Most of the more serious pilot work relevant to Australia appears to be targeting industrial usage as a replacement for high carbon industries.

In respect of Australia becoming a major green Hydrogen energy exporter, it seems these days in government everything is commercial in confidence. It’s conceivable the first public evidence of any progress may be long after all the deals have been done.

And there are those seeking green “street cred” through vehicle trials.

Note: :slightly_smiling_face:

I haven’t seen an indicative price for the hydrogen supply for the Qld Q-Fleet trial. One source referenced the EU retail filling station price of approx AU$16/kg. With a solar and green energy mix the Bulwar Island trial plant has potential to deliver hydrogen at a lower cost.

I think the relevant Aussie comparison point might be an ICE petrol vehicle (7l/100km @$1.40/l) vs a Toyota Mirai or Hyundai Nexo (1kg H2/100km @$10.00/kg retail at the fueling station). The cost/efficiency relative to a BEV I think we covered in the Electric and alternate vehicle fuels topic.

Yes, there’s a big gap between the price of readily available hydrogen gas for small scale scientific and industrial use, vs the costs quoted for the US or by the CSIRO Hydrogen Roadmap. Note the CSIRO costs are production only, excluding transport, distribution and retail margins.

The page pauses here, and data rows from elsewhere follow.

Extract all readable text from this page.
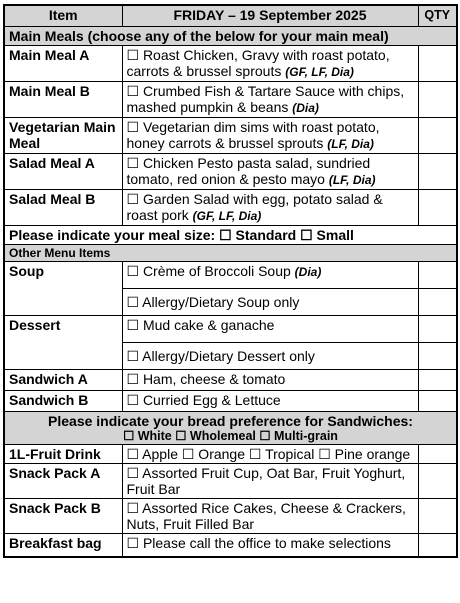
Item	FRIDAY – 19 September 2025	QTY
Main Meals (choose any of the below for your main meal)		
Main Meal A	☐ Roast Chicken, Gravy with roast potato, carrots & brussel sprouts (GF, LF, Dia)	
Main Meal B	☐ Crumbed Fish & Tartare Sauce with chips, mashed pumpkin & beans (Dia)	
Vegetarian Main Meal	☐ Vegetarian dim sims with roast potato, honey carrots & brussel sprouts (LF, Dia)	
Salad Meal A	☐ Chicken Pesto pasta salad, sundried tomato, red onion & pesto mayo (LF, Dia)	
Salad Meal B	☐ Garden Salad with egg, potato salad & roast pork (GF, LF, Dia)	
Please indicate your meal size: ☐ Standard ☐ Small		
Other Menu Items		
Soup	☐ Crème of Broccoli Soup (Dia)	
	☐ Allergy/Dietary Soup only	
Dessert	☐ Mud cake & ganache	
	☐ Allergy/Dietary Dessert only	
Sandwich A	☐ Ham, cheese & tomato	
Sandwich B	☐ Curried Egg & Lettuce	
Please indicate your bread preference for Sandwiches:
☐ White ☐ Wholemeal ☐ Multi-grain		

1L-Fruit Drink	☐ Apple ☐ Orange ☐ Tropical ☐ Pine orange	
Snack Pack A	☐ Assorted Fruit Cup, Oat Bar, Fruit Yoghurt, Fruit Bar	
Snack Pack B	☐ Assorted Rice Cakes, Cheese & Crackers, Nuts, Fruit Filled Bar	
Breakfast bag	☐ Please call the office to make selections	
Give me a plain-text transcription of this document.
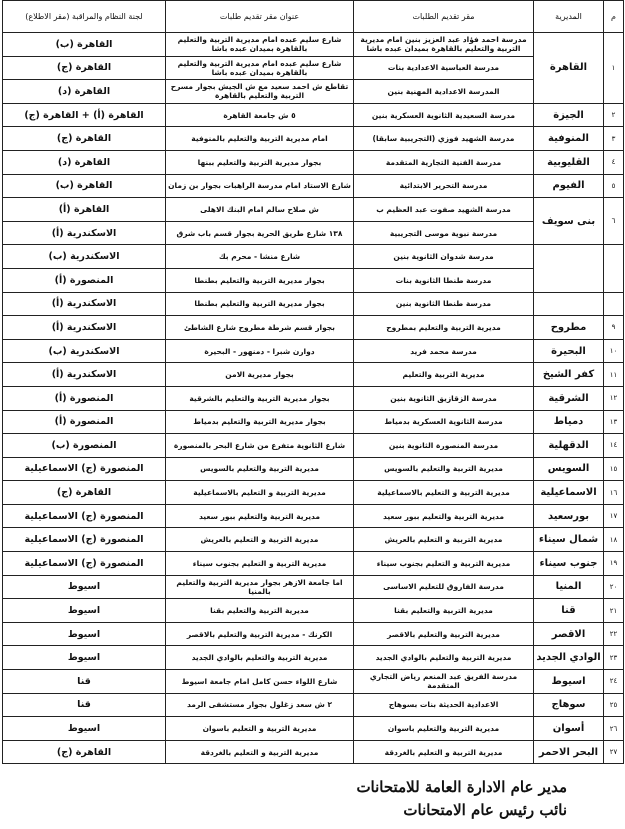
م	المديرية	مقر تقديم الطلبات	عنوان مقر تقديم طلبات	لجنة النظام والمراقبة (مقر الاطلاع)
١	القاهرة	مدرسة احمد فؤاد عبد العزيز بنين امام مديرية التربية والتعليم بالقاهرة بميدان عبده باشا	شارع سليم عبده امام مديرية التربية والتعليم بالقاهرة بميدان عبده باشا	القاهرة (ب)
		مدرسة العباسية الاعدادية بنات	شارع سليم عبده امام مديرية التربية والتعليم بالقاهرة بميدان عبده باشا	القاهرة (ج)
		المدرسة الاعدادية المهنية بنين	تقاطع ش احمد سعيد مع ش الجيش بجوار مسرح التربية والتعليم بالقاهرة	القاهرة (د)
٢	الجيزة	مدرسة السعيدية الثانوية العسكرية بنين	٥ ش جامعة القاهرة	القاهرة (أ) + القاهرة (ج)
٣	المنوفية	مدرسة الشهيد فوزي (التجريبية سابقا)	امام مديرية التربية والتعليم بالمنوفية	القاهرة (ج)
٤	القليوبية	مدرسة الفنية التجارية المتقدمة	بجوار مديرية التربية والتعليم ببنها	القاهرة (د)
٥	الفيوم	مدرسة التحرير الابتدائية	شارع الاستاد امام مدرسة الراهبات بجوار بن زمان	القاهرة (ب)
٦	بنى سويف	مدرسة الشهيد صفوت عبد العظيم ب	ش صلاح سالم امام البنك الاهلى	القاهرة (أ)
		مدرسة نبوية موسى التجريبية	١٣٨ شارع طريق الحرية بجوار قسم باب شرق	الاسكندرية (أ)
		مدرسة شدوان الثانوية بنين	شارع منشا - محرم بك	الاسكندرية (ب)
		مدرسة طنطا الثانوية بنات	بجوار مديرية التربية والتعليم بطنطا	المنصورة (أ)
		مدرسة طنطا الثانوية بنين	بجوار مديرية التربية والتعليم بطنطا	الاسكندرية (أ)
٩	مطروح	مديرية التربية والتعليم بمطروح	بجوار قسم شرطة مطروح شارع الشاطئ	الاسكندرية (أ)
١٠	البحيرة	مدرسة محمد فريد	دوارن شبرا - دمنهور - البحيرة	الاسكندرية (ب)
١١	كفر الشيخ	مديرية التربية والتعليم	بجوار مديرية الامن	الاسكندرية (أ)
١٢	الشرقية	مدرسة الزقازيق الثانوية بنين	بجوار مديرية التربية والتعليم بالشرقية	المنصورة (أ)
١٣	دمياط	مدرسة الثانوية العسكرية بدمياط	بجوار مديرية التربية والتعليم بدمياط	المنصورة (أ)
١٤	الدقهلية	مدرسة المنصورة الثانوية بنين	شارع الثانوية متفرع من شارع البحر بالمنصورة	المنصورة (ب)
١٥	السويس	مديرية التربية والتعليم بالسويس	مديرية التربية والتعليم بالسويس	المنصورة (ج) الاسماعيلية
١٦	الاسماعيلية	مديرية التربية و التعليم بالاسماعيلية	مديرية التربية و التعليم بالاسماعيلية	القاهرة (ج)
١٧	بورسعيد	مديرية التربية والتعليم ببور سعيد	مديرية التربية والتعليم ببور سعيد	المنصورة (ج) الاسماعيلية
١٨	شمال سيناء	مديرية التربية و التعليم بالعريش	مديرية التربية و التعليم بالعريش	المنصورة (ج) الاسماعيلية
١٩	جنوب سيناء	مديرية التربية و التعليم بجنوب سيناء	مديرية التربية و التعليم بجنوب سيناء	المنصورة (ج) الاسماعيلية
٢٠	المنيا	مدرسة الفاروق للتعليم الاساسى	اما جامعة الازهر بجوار مديرية التربية والتعليم بالمنيا	اسيوط
٢١	قنا	مديرية التربية والتعليم بقنا	مديرية التربية والتعليم بقنا	اسيوط
٢٢	الاقصر	مديرية التربية والتعليم بالاقصر	الكرنك - مديرية التربية والتعليم بالاقصر	اسيوط
٢٣	الوادي الجديد	مديرية التربية والتعليم بالوادي الجديد	مديرية التربية والتعليم بالوادي الجديد	اسيوط
٢٤	اسيوط	مدرسة الفريق عبد المنعم رياض التجاري المتقدمة	شارع اللواء حسن كامل امام جامعة اسيوط	قنا
٢٥	سوهاج	الاعدادية الحديثة بنات بسوهاج	٢ ش سعد زغلول بجوار مستشفى الرمد	قنا
٢٦	أسوان	مديرية التربية والتعليم باسوان	مديرية التربية و التعليم باسوان	اسيوط
٢٧	البحر الاحمر	مديرية التربية و التعليم بالغردقة	مديرية التربية و التعليم بالغردقة	القاهرة (ج)
مدير عام الادارة العامة للامتحانات
نائب رئيس عام الامتحانات
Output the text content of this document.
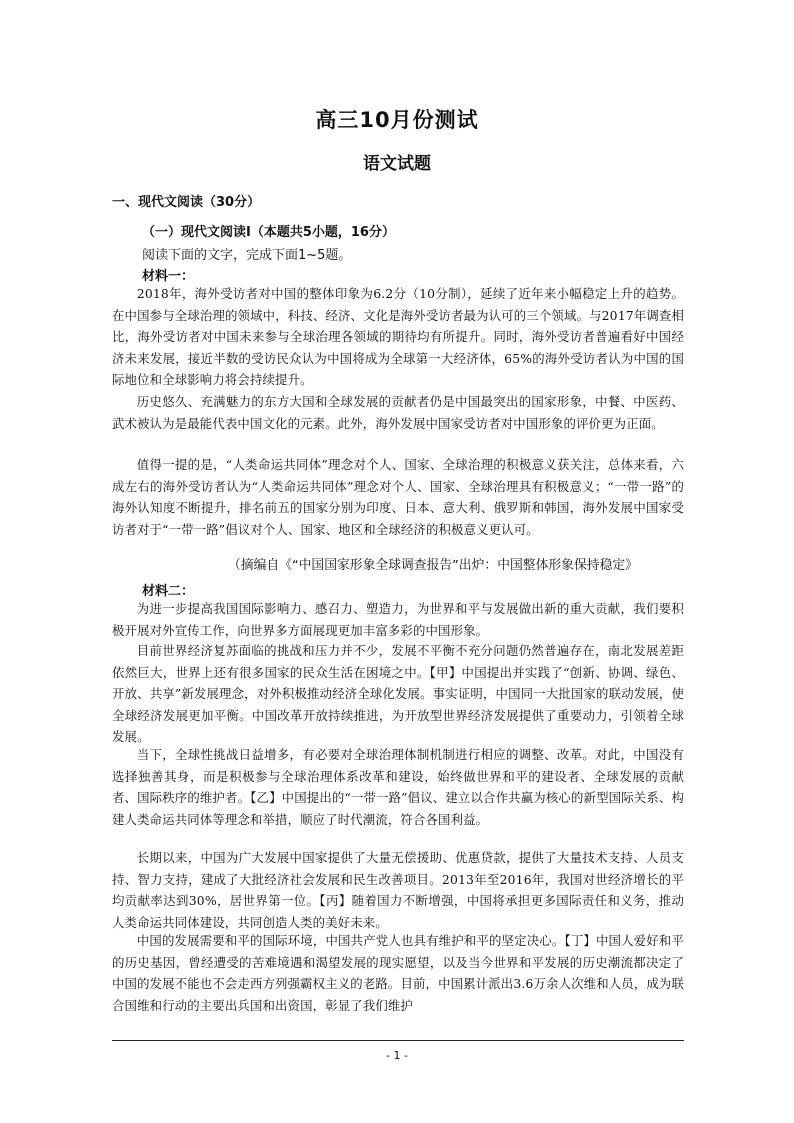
高三10月份测试
语文试题
一、现代文阅读（30分）
（一）现代文阅读Ⅰ（本题共5小题，16分）
阅读下面的文字，完成下面1~5题。
材料一：
2018年，海外受访者对中国的整体印象为6.2分（10分制），延续了近年来小幅稳定上升的趋势。在中国参与全球治理的领域中，科技、经济、文化是海外受访者最为认可的三个领域。与2017年调查相比，海外受访者对中国未来参与全球治理各领域的期待均有所提升。同时，海外受访者普遍看好中国经济未来发展，接近半数的受访民众认为中国将成为全球第一大经济体，65%的海外受访者认为中国的国际地位和全球影响力将会持续提升。
历史悠久、充满魅力的东方大国和全球发展的贡献者仍是中国最突出的国家形象，中餐、中医药、武术被认为是最能代表中国文化的元素。此外，海外发展中国家受访者对中国形象的评价更为正面。
值得一提的是，“人类命运共同体”理念对个人、国家、全球治理的积极意义获关注，总体来看，六成左右的海外受访者认为“人类命运共同体”理念对个人、国家、全球治理具有积极意义；“一带一路”的海外认知度不断提升，排名前五的国家分别为印度、日本、意大利、俄罗斯和韩国，海外发展中国家受访者对于“一带一路”倡议对个人、国家、地区和全球经济的积极意义更认可。
（摘编自《“中国国家形象全球调查报告”出炉：中国整体形象保持稳定》
材料二：
为进一步提高我国国际影响力、感召力、塑造力，为世界和平与发展做出新的重大贡献，我们要积极开展对外宣传工作，向世界多方面展现更加丰富多彩的中国形象。
目前世界经济复苏面临的挑战和压力并不少，发展不平衡不充分问题仍然普遍存在，南北发展差距依然巨大，世界上还有很多国家的民众生活在困境之中。【甲】中国提出并实践了“创新、协调、绿色、开放、共享”新发展理念，对外积极推动经济全球化发展。事实证明，中国同一大批国家的联动发展，使全球经济发展更加平衡。中国改革开放持续推进，为开放型世界经济发展提供了重要动力，引领着全球发展。
当下，全球性挑战日益增多，有必要对全球治理体制机制进行相应的调整、改革。对此，中国没有选择独善其身，而是积极参与全球治理体系改革和建设，始终做世界和平的建设者、全球发展的贡献者、国际秩序的维护者。【乙】中国提出的“一带一路”倡议、建立以合作共赢为核心的新型国际关系、构建人类命运共同体等理念和举措，顺应了时代潮流，符合各国利益。
长期以来，中国为广大发展中国家提供了大量无偿援助、优惠贷款，提供了大量技术支持、人员支持、智力支持，建成了大批经济社会发展和民生改善项目。2013年至2016年，我国对世经济增长的平均贡献率达到30%，居世界第一位。【丙】随着国力不断增强，中国将承担更多国际责任和义务，推动人类命运共同体建设，共同创造人类的美好未来。
中国的发展需要和平的国际环境，中国共产党人也具有维护和平的坚定决心。【丁】中国人爱好和平的历史基因，曾经遭受的苦难境遇和渴望发展的现实愿望，以及当今世界和平发展的历史潮流都决定了中国的发展不能也不会走西方列强霸权主义的老路。目前，中国累计派出3.6万余人次维和人员，成为联合国维和行动的主要出兵国和出资国，彰显了我们维护
- 1 -
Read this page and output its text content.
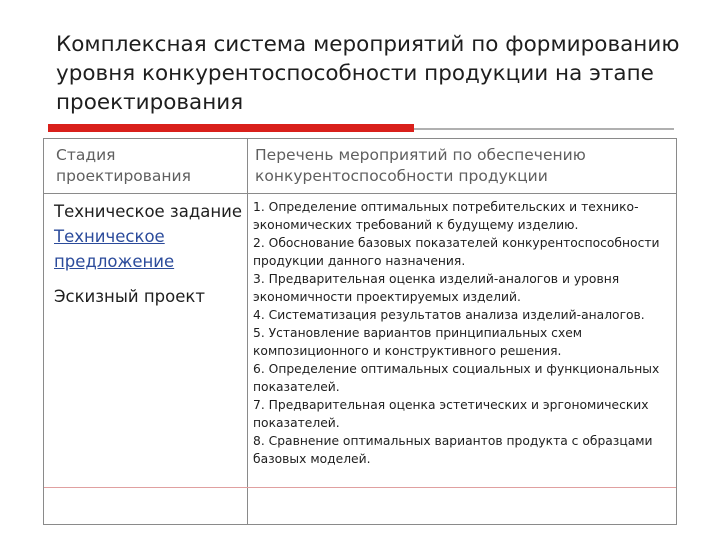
Комплексная система мероприятий по формированию уровня конкурентоспособности продукции на этапе проектирования
Стадия проектирования
Перечень мероприятий по обеспечению конкурентоспособности продукции
Техническое задание
Техническое предложение
Эскизный проект
1. Определение оптимальных потребительских и технико-экономических требований к будущему изделию.
2. Обоснование базовых показателей конкурентоспособности продукции данного назначения.
3. Предварительная оценка изделий-аналогов и уровня экономичности проектируемых изделий.
4. Систематизация результатов анализа изделий-аналогов.
5. Установление вариантов принципиальных схем композиционного и конструктивного решения.
6. Определение оптимальных социальных и функциональных показателей.
7. Предварительная оценка эстетических и эргономических показателей.
8. Сравнение оптимальных вариантов продукта с образцами базовых моделей.
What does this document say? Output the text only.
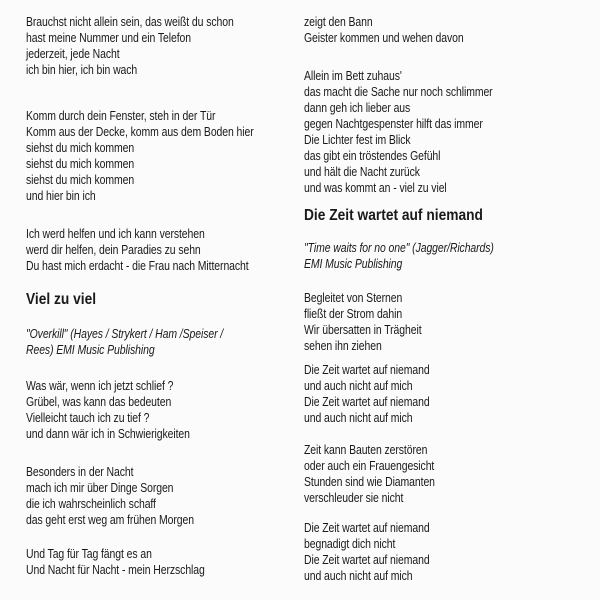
Brauchst nicht allein sein, das weißt du schon
hast meine Nummer und ein Telefon
jederzeit, jede Nacht
ich bin hier, ich bin wach
Komm durch dein Fenster, steh in der Tür
Komm aus der Decke, komm aus dem Boden hier
siehst du mich kommen
siehst du mich kommen
siehst du mich kommen
und hier bin ich
Ich werd helfen und ich kann verstehen
werd dir helfen, dein Paradies zu sehn
Du hast mich erdacht - die Frau nach Mitternacht
Viel zu viel
"Overkill" (Hayes / Strykert / Ham /Speiser /
Rees) EMI Music Publishing
Was wär, wenn ich jetzt schlief ?
Grübel, was kann das bedeuten
Vielleicht tauch ich zu tief ?
und dann wär ich in Schwierigkeiten
Besonders in der Nacht
mach ich mir über Dinge Sorgen
die ich wahrscheinlich schaff
das geht erst weg am frühen Morgen
Und Tag für Tag fängt es an
Und Nacht für Nacht - mein Herzschlag
zeigt den Bann
Geister kommen und wehen davon
Allein im Bett zuhaus'
das macht die Sache nur noch schlimmer
dann geh ich lieber aus
gegen Nachtgespenster hilft das immer
Die Lichter fest im Blick
das gibt ein tröstendes Gefühl
und hält die Nacht zurück
und was kommt an - viel zu viel
Die Zeit wartet auf niemand
"Time waits for no one" (Jagger/Richards)
EMI Music Publishing
Begleitet von Sternen
fließt der Strom dahin
Wir übersatten in Trägheit
sehen ihn ziehen
Die Zeit wartet auf niemand
und auch nicht auf mich
Die Zeit wartet auf niemand
und auch nicht auf mich
Zeit kann Bauten zerstören
oder auch ein Frauengesicht
Stunden sind wie Diamanten
verschleuder sie nicht
Die Zeit wartet auf niemand
begnadigt dich nicht
Die Zeit wartet auf niemand
und auch nicht auf mich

While bottled hydrogen is available these are for low volumes and with high overheads in distribution - Typically $25-$40/kg depending on purity and bottle size, plus bottle rental.

Caution:
As per the often shown Hindenburg film clip hydrogen gas has risks associated with it’s safe use. In Australia it’s use outside of specific laboratory and industrial users has been rare. There has only been a handful of recent hydrogen vehicle trials.

Regulation (Safety and Opportunity):
This is yet to catch up, although now an agenda item for government. COAG is not noted for delivering quickly. More so when there are complex issues.